Donnerstag, 20. März 2025
Wann geht dieser Frühling nochmal los? Eigentlich heute, aber gefühlt schon etwas länger, trotz der frostigen Nächte. So viel Sonne und blauen Himmel am Stück wie seit einigen Wochen hatten wir ja ewig nicht. So schlendern Olli und ich durch die sonnendurchflutete Stadt und verrichten einige Erledigungen, bevor wir uns ins Riptide begeben. Dabei zeigt er mir noch zwischendurch die Ausgrabungen am Hagenmarkt, wo man die Fundamente des 1864 abgerissenen Opernhauses rund um den Heinrichsbrunnen freilegte. Hier wurde Johann Wolfgang von Goethes Faust uraufgeführt, weiß Olli, und das Internet ergänzt als zweite Uraufführung in diesem Hause „Emilia Galotti“ von Gotthold Ephraim Lessing. Nach rund 170 Jahren Nutzung verlegte man den Spielbetrieb 1861 ins Staatstheater und hatte für das Opernhaus keine Verwendung mehr. „Geschichte wird vom Antlitz der Erde getilgt“, sagt Olli schulterzuckend, einem Hornbach anstelle der alten Wilke-Werke kann er indes trotzdem nichts abgewinnen. Er winkt ab und grinst: „Es bringt doch eh alles nichts mehr.“
Heute ist Olli in strahlender Doom-Stimmung, die eigene Endlichkeit und die Unabwendbarkeit der Dinge vor Augen, lachend, schulterzuckend und vergleichbare Äußerungen in allen möglichen Diskussionsmomenten passend anbringend. Das verstehe ich, ähnliche Gedanken habe ich mittlerweile ebenfalls häufig, insbesondere als Sammler: Was bleibt, wenn man geht, wen interessieren beispielsweise die CDs einer griechischen Straßenband, die man in Italien, in Levanto, auf der Straße erwarb, die man dann inmitten meiner großen Sammlung finden würde und von der man nicht wüsste, warum sie sich ebendort befindet? Dabei seien The Sailing Tomatoes hier einfach mal empfohlen, aber das nur nebenbei. Solches kommt mir also auch gelegentlich in den Sinn, sobald ich einen neuen Tonträger erwerbe: Wozu das, es hat doch sowieso alles keinen Sinn, es landet nach mir bestenfalls in einer „Zum Mitnehmen“-Kiste an der Straße, was für The Sailing Tomatoes quasi eine Rückkehr zum Ursprung bedeutete, und schlimmstenfalls im Müll. Anders als die Sammlung eines John Peel, die man im Internet durchstöbern kann. Dennoch kann ich nicht aufhören, meine Lieblingsmusiker, und von denen habe ich eine Menge, damit zu unterstützen, dass ich ihnen mittels Tonträgererwerb einige Beachtung schenke.

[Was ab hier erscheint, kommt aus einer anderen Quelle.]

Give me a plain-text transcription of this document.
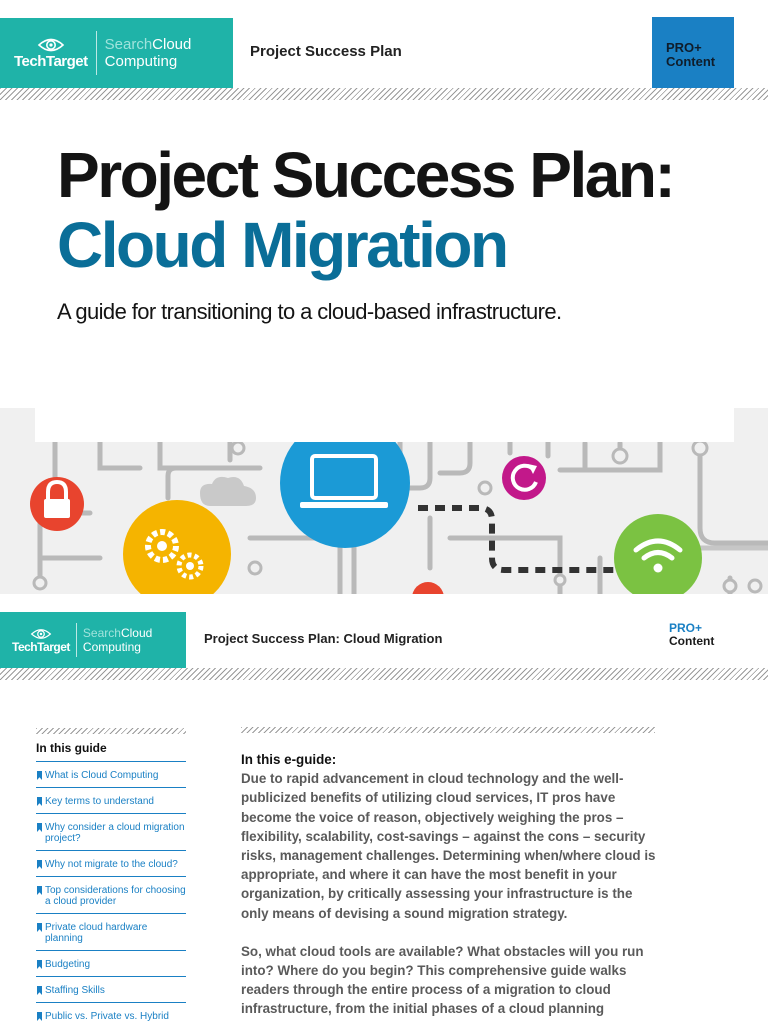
TechTarget
SearchCloud
Computing
Project Success Plan	PRO+
Content
Project Success Plan:
Cloud Migration

A guide for transitioning to a cloud-based infrastructure.

TechTarget
SearchCloud
Computing
Project Success Plan: Cloud Migration
PRO+
Content
In this guide
What is Cloud Computing
Key terms to understand
Why consider a cloud migration project?
Why not migrate to the cloud?
Top considerations for choosing a cloud provider
Private cloud hardware planning
Budgeting
Staffing Skills
Public vs. Private vs. Hybrid
In this e-guide:

Due to rapid advancement in cloud technology and the well-publicized benefits of utilizing cloud services, IT pros have become the voice of reason, objectively weighing the pros – flexibility, scalability, cost-savings – against the cons – security risks, management challenges. Determining when/where cloud is appropriate, and where it can have the most benefit in your organization, by critically assessing your infrastructure is the only means of devising a sound migration strategy.

So, what cloud tools are available? What obstacles will you run into? Where do you begin? This comprehensive guide walks readers through the entire process of a migration to cloud infrastructure, from the initial phases of a cloud planning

Die Sonnen lenkt unsere Schritte ins Magniviertel, hier trennen sich vorerst unsere Wege. Olli begibt sich schon mal an den reservierten Tisch im Riptide, ich möchte noch neue Nachbarn erkunden und folge ihm später. Der Magnikirchplatz, sehe ich dann, strahlt regelrecht vor Frühlingsglanz, die Markstände teilen sich die Fläche bereits mit den ersten Tischen und Stühlen der anderen Gastronomieanrainer. Das Riptide zieht demnächst nach, werde ich noch erfahren, aber erstmal begrüßen mich Chris und Dominik im Café. „Ist noch keiner da“, sagt Dominik, und ich weiß, dass er schwindelt. „Sind oben“, grinst er. Chris präsentiert mir den Soundtrack zur Buchverfilmung von Nick Hornbys „High Fidelity“ als LP und sagt: „Ich habe hier zufällig eine Platte in der Hand, ohne die es diesen Laden nicht geben würde.“ In Buch und Film geht es nämlich auch um einen Plattenladen, und Chris erzählt lachend, dass André und er sich damals immer vorstellten, wie es wäre, Kunden genau so arrogant abzukanzeln wie im Film, wenn jemand beispielsweise nach Terence Trent D’Arby fragt. Umgesetzt haben sie diese Vorstellung selbstverständlich nie. „Gleich ein Bier auf die Hand?“, fragt mich Dominik, und nach einigem Überlegen stimme ich zu, lasse mir von ihm ein Wolters aushändigen und bestelle gleichzeitig einen Falafel-Burger, ganz überraschend.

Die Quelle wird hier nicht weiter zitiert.